O globo, n. 31679, 01/05/2020. Especial Coronavírus, p. 15
‘Talvez eu já tenha pegado esse vírus no passado’, diz Bolsonaro
Daniel Gullino
01/05/2020
FERNANDO ALVES/THENEWS2Em Porto Alegre. Bolsonaro na saída da posse do novo chefe do Comando Militar do Sul: “talvez tenha pegado”
O presidente Jair Bolsonaro afirmou, ontem, que pode ter contraído o novo coronavírus “no passado”. A declaração foi dada no mesmo dia em que a Advocacia-Geral da União (AGU) não entregou os laudos dos exames realizados pelo presidente à juíza Ana Lúcia Petri Betto, da 14º Cível Federal de São Paulo, mas sim um relatório médico de Bolsonaro em que consta que ele está “assintomático” e teve resultado negativo para a Covid-19. A juíza não aceitou o relatório e deu 48 horas para União apresentar os exames. O pedido de acesso foi feito pelo jornal “O Estado de S. Paulo”.

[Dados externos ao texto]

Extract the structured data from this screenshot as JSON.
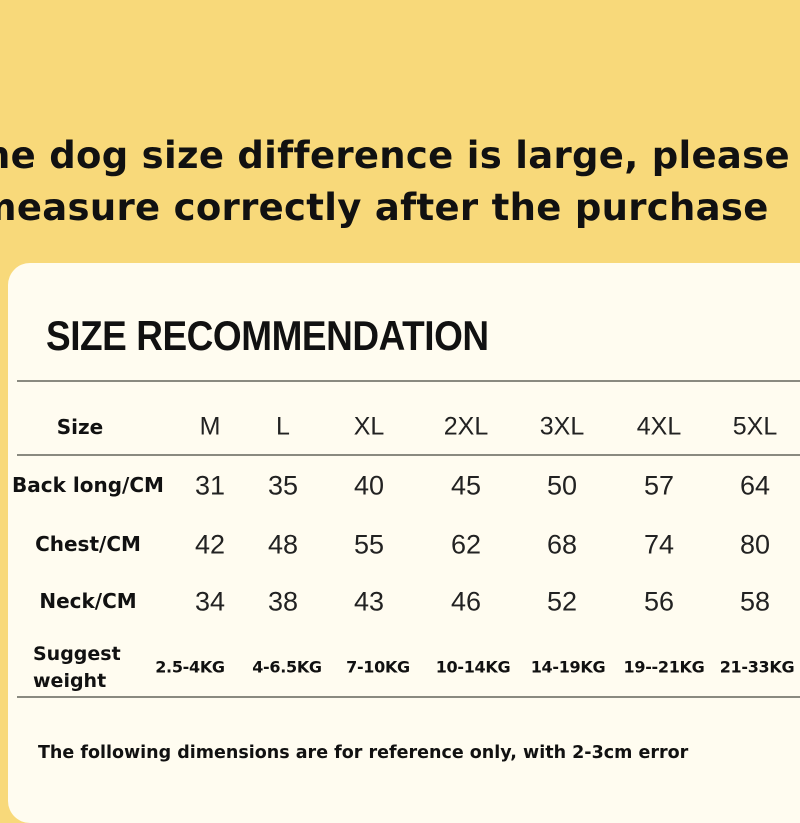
{
  "headline": {
    "line1": "the dog size difference is large, please",
    "line2": "measure correctly after the purchase"
  },
  "card": {
    "title": "SIZE RECOMMENDATION",
    "table": {
      "header_label": "Size",
      "sizes": [
        "M",
        "L",
        "XL",
        "2XL",
        "3XL",
        "4XL",
        "5XL"
      ],
      "rows": [
        {
          "label": "Back long/CM",
          "values": [
            "31",
            "35",
            "40",
            "45",
            "50",
            "57",
            "64"
          ]
        },
        {
          "label": "Chest/CM",
          "values": [
            "42",
            "48",
            "55",
            "62",
            "68",
            "74",
            "80"
          ]
        },
        {
          "label": "Neck/CM",
          "values": [
            "34",
            "38",
            "43",
            "46",
            "52",
            "56",
            "58"
          ]
        }
      ],
      "weight_row": {
        "label_line1": "Suggest",
        "label_line2": "weight",
        "values": [
          "2.5-4KG",
          "4-6.5KG",
          "7-10KG",
          "10-14KG",
          "14-19KG",
          "19--21KG",
          "21-33KG"
        ]
      }
    },
    "footnote": "The following dimensions are for reference only, with 2-3cm error"
  },
  "colors": {
    "background": "#f8d97a",
    "card": "#fffcf0",
    "text": "#111111"
  }
}
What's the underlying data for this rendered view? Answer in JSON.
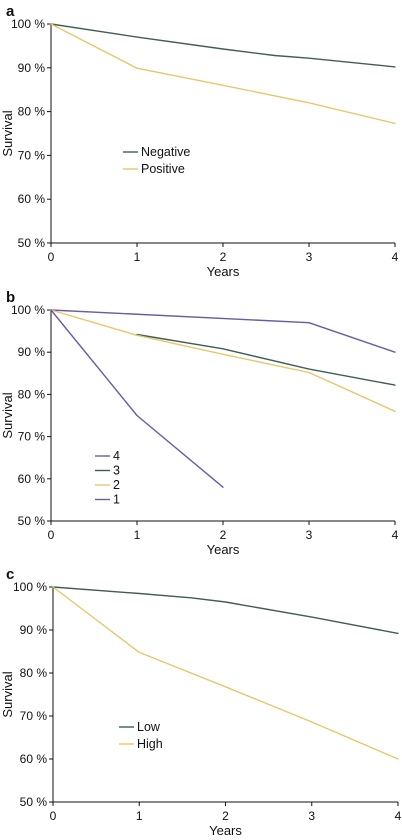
{
  "chart_data": [
    {
      "panel": "a",
      "type": "line",
      "xlabel": "Years",
      "ylabel": "Survival",
      "xlim": [
        0,
        4
      ],
      "ylim": [
        50,
        100
      ],
      "xticks": [
        "0",
        "1",
        "2",
        "3",
        "4"
      ],
      "yticks": [
        "50 %",
        "60 %",
        "70 %",
        "80 %",
        "90 %",
        "100 %"
      ],
      "grid": false,
      "legend_position": "center-left",
      "series": [
        {
          "name": "Negative",
          "color": "#3f5f55",
          "x": [
            0,
            1,
            2,
            2.6,
            3,
            4
          ],
          "y": [
            100,
            97,
            94.3,
            92.8,
            92.2,
            90.2
          ]
        },
        {
          "name": "Positive",
          "color": "#e8c76a",
          "x": [
            0,
            1,
            2,
            3,
            4
          ],
          "y": [
            100,
            89.9,
            86,
            82,
            77.3
          ]
        }
      ]
    },
    {
      "panel": "b",
      "type": "line",
      "xlabel": "Years",
      "ylabel": "Survival",
      "xlim": [
        0,
        4
      ],
      "ylim": [
        50,
        100
      ],
      "xticks": [
        "0",
        "1",
        "2",
        "3",
        "4"
      ],
      "yticks": [
        "50 %",
        "60 %",
        "70 %",
        "80 %",
        "90 %",
        "100 %"
      ],
      "grid": false,
      "legend_position": "lower-left",
      "series": [
        {
          "name": "4",
          "color": "#6a5aa8",
          "x": [
            0,
            3,
            4
          ],
          "y": [
            100,
            97,
            90
          ]
        },
        {
          "name": "3",
          "color": "#3f5f55",
          "x": [
            1,
            2,
            3,
            4
          ],
          "y": [
            94.2,
            90.8,
            86,
            82.2
          ]
        },
        {
          "name": "2",
          "color": "#e8c76a",
          "x": [
            0,
            1,
            2,
            3,
            4
          ],
          "y": [
            100,
            94,
            89.5,
            85.2,
            76
          ]
        },
        {
          "name": "1",
          "color": "#6a5aa8",
          "x": [
            0,
            1,
            2
          ],
          "y": [
            100,
            75,
            58
          ]
        }
      ]
    },
    {
      "panel": "c",
      "type": "line",
      "xlabel": "Years",
      "ylabel": "Survival",
      "xlim": [
        0,
        4
      ],
      "ylim": [
        50,
        100
      ],
      "xticks": [
        "0",
        "1",
        "2",
        "3",
        "4"
      ],
      "yticks": [
        "50 %",
        "60 %",
        "70 %",
        "80 %",
        "90 %",
        "100 %"
      ],
      "grid": false,
      "legend_position": "lower-left",
      "series": [
        {
          "name": "Low",
          "color": "#3f5f55",
          "x": [
            0,
            1,
            1.6,
            2,
            3,
            4
          ],
          "y": [
            100,
            98.5,
            97.5,
            96.5,
            93,
            89.2
          ]
        },
        {
          "name": "High",
          "color": "#e8c76a",
          "x": [
            0,
            1,
            2,
            3,
            4
          ],
          "y": [
            100,
            84.8,
            76.8,
            68.6,
            60
          ]
        }
      ]
    }
  ]
}
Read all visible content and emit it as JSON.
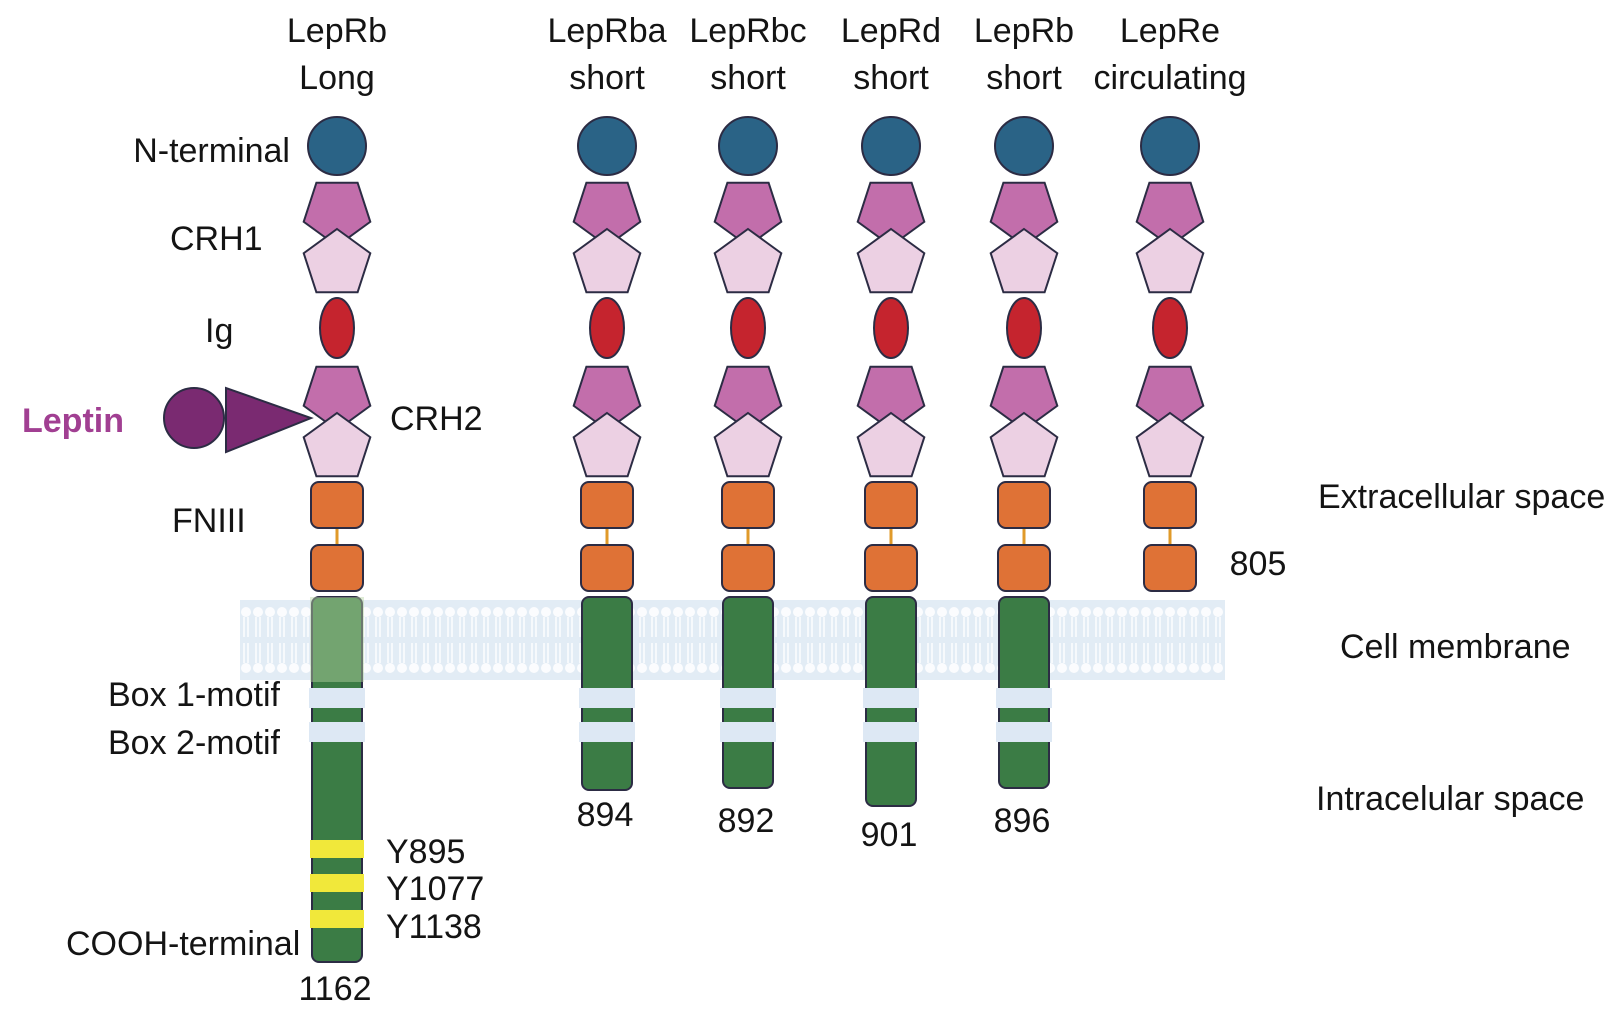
{
  "columns": [
    {
      "name": "LepRb",
      "subtitle": "Long",
      "end_number": "1162",
      "domains": "full"
    },
    {
      "name": "LepRba",
      "subtitle": "short",
      "end_number": "894",
      "domains": "full"
    },
    {
      "name": "LepRbc",
      "subtitle": "short",
      "end_number": "892",
      "domains": "full"
    },
    {
      "name": "LepRd",
      "subtitle": "short",
      "end_number": "901",
      "domains": "full"
    },
    {
      "name": "LepRb",
      "subtitle": "short",
      "end_number": "896",
      "domains": "full"
    },
    {
      "name": "LepRe",
      "subtitle": "circulating",
      "end_number": "805",
      "domains": "extracellular-only"
    }
  ],
  "domain_labels": {
    "n_terminal": "N-terminal",
    "crh1": "CRH1",
    "ig": "Ig",
    "crh2": "CRH2",
    "fniii": "FNIII",
    "box1": "Box 1-motif",
    "box2": "Box 2-motif",
    "cooh": "COOH-terminal"
  },
  "leptin_label": "Leptin",
  "tyrosines": [
    "Y895",
    "Y1077",
    "Y1138"
  ],
  "regions": {
    "extracellular": "Extracellular space",
    "membrane": "Cell membrane",
    "intracellular": "Intracelular space"
  },
  "colors": {
    "n_terminal": "#2a6386",
    "crh_dark": "#c26eab",
    "crh_light": "#ecd0e3",
    "ig": "#c5242e",
    "fniii": "#df7236",
    "linker": "#e09a2a",
    "intracellular": "#3b7c45",
    "box": "#dde8f4",
    "tyrosine": "#f1e83a",
    "leptin": "#7a2a71",
    "leptin_label": "#a13f92",
    "outline": "#2c2c44",
    "membrane": "#d6e5f0"
  }
}
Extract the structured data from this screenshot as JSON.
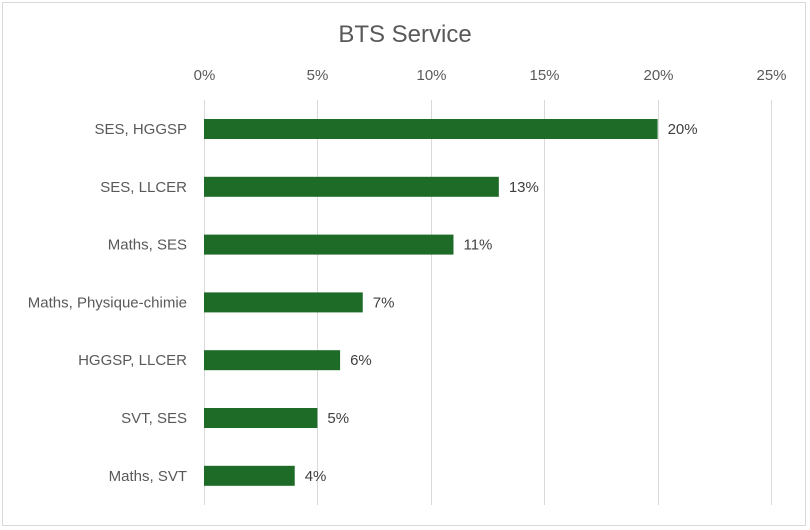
{
  "chart_data": {
    "type": "bar",
    "orientation": "horizontal",
    "title": "BTS Service",
    "categories": [
      "SES, HGGSP",
      "SES, LLCER",
      "Maths, SES",
      "Maths, Physique-chimie",
      "HGGSP, LLCER",
      "SVT, SES",
      "Maths, SVT"
    ],
    "values": [
      20,
      13,
      11,
      7,
      6,
      5,
      4
    ],
    "data_labels": [
      "20%",
      "13%",
      "11%",
      "7%",
      "6%",
      "5%",
      "4%"
    ],
    "xlim": [
      0,
      25
    ],
    "xticks": [
      0,
      5,
      10,
      15,
      20,
      25
    ],
    "xtick_labels": [
      "0%",
      "5%",
      "10%",
      "15%",
      "20%",
      "25%"
    ],
    "x_axis_position": "top",
    "grid": true,
    "legend": "none",
    "bar_color": "#1e6b28"
  }
}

Bolsonaro falou sobre a possibilidade de ter contraído o coronavírus em entrevista à Rádio Guaíba, durante visita a Porto Alegre. Segundo ele, os dois teses que realizou deram negativo.
— Eu talvez já tenha pegado esse vírus no passado, talvez, talvez, e nem senti — afirmou o presidente à rádio. Em 20 de março, Bolsonaro já tinha falado sobre essa possibilidade.
Em Brasília, mais cedo, o presidente disse que se sentirá “violentado” se for obrigado a divulgar o resultado dos exames que fez para saber se estava ou não contaminado pela Covid-19.
—Você sabe que nós dois tivermos com uma doença grave nós não somos obrigados a divulgar o laudo. Isso é uma lei. E a lei vale pratodomundo,táok?A AGU deve ter recorrido, e se nós perdermos o recurso, daí vai ser apresentado. E vou me sentir violentado. A lei vale para o presidente e para o mais humilde cidadão brasileiro — disse Bolsonaro.
DECISÃO
Contudo, a AGU não recorreu, como disse o presidente, mas apenas enviou o seu relatório médico. Para a juíza Ana Lúcia Petri Betto, o documento “não atende, de forma integral” à determinação judicial”. Caso os laudos não sejam apresentados em 48 horas, a juíza estabeleceu multa diária de R$ 5 mil. A União também pediu para que o processo tramitasse em sigilo por envolver informações consideradas pessoais do presidente, mas a juíza não aceitou.
A decisão favorável ao jornal “O Estado de S.Paulo” foi obtida na segunda feira. O jornal questionou diversas vezes o Palácio do Planalto e o próprio presidente sobre a divulgação dos resultados dos exames. Pedidos também foram feitos via Lei de Acesso à Informação (LAI). Na ação, “O Estado de S. Paulo” aponta “cerceamento à população do acesso à informação de interesse público”, que culmina “censura à plena liberdade de informação jornalística”. Já a AGU argumentou que o pedido deveria ser negado sob a alegação de que a “intimidade e privacidade são direitos individuais”. Na sua decisão, a juíza Ana Lúcia escreveu:
“No atual momento de pandemia que assola não só o Brasil, mas o mundo inteiro, os fundamentos da República não podem ser negligenciados, em especial quanto os deveres de informação e transparência”. As discussões em torno dos exames do presidente começaram em março.
Após voltar de uma viagem oficial aos Estados Unidos, ele realizou os testes nos dias 12 e 17. Em ambos os casos, Bolsonaro afirmou que o resultado foram negativos, mas não apresentou os resultados. Pelo menos 23 pessoas de sua comitiva foram infectadas, entre eles, o secretário de Comunicação Social da Presidência da República, Fabio Wajngarten, e o ministro do Gabinete de Segurança Institucional (GSI), Augusto Heleno.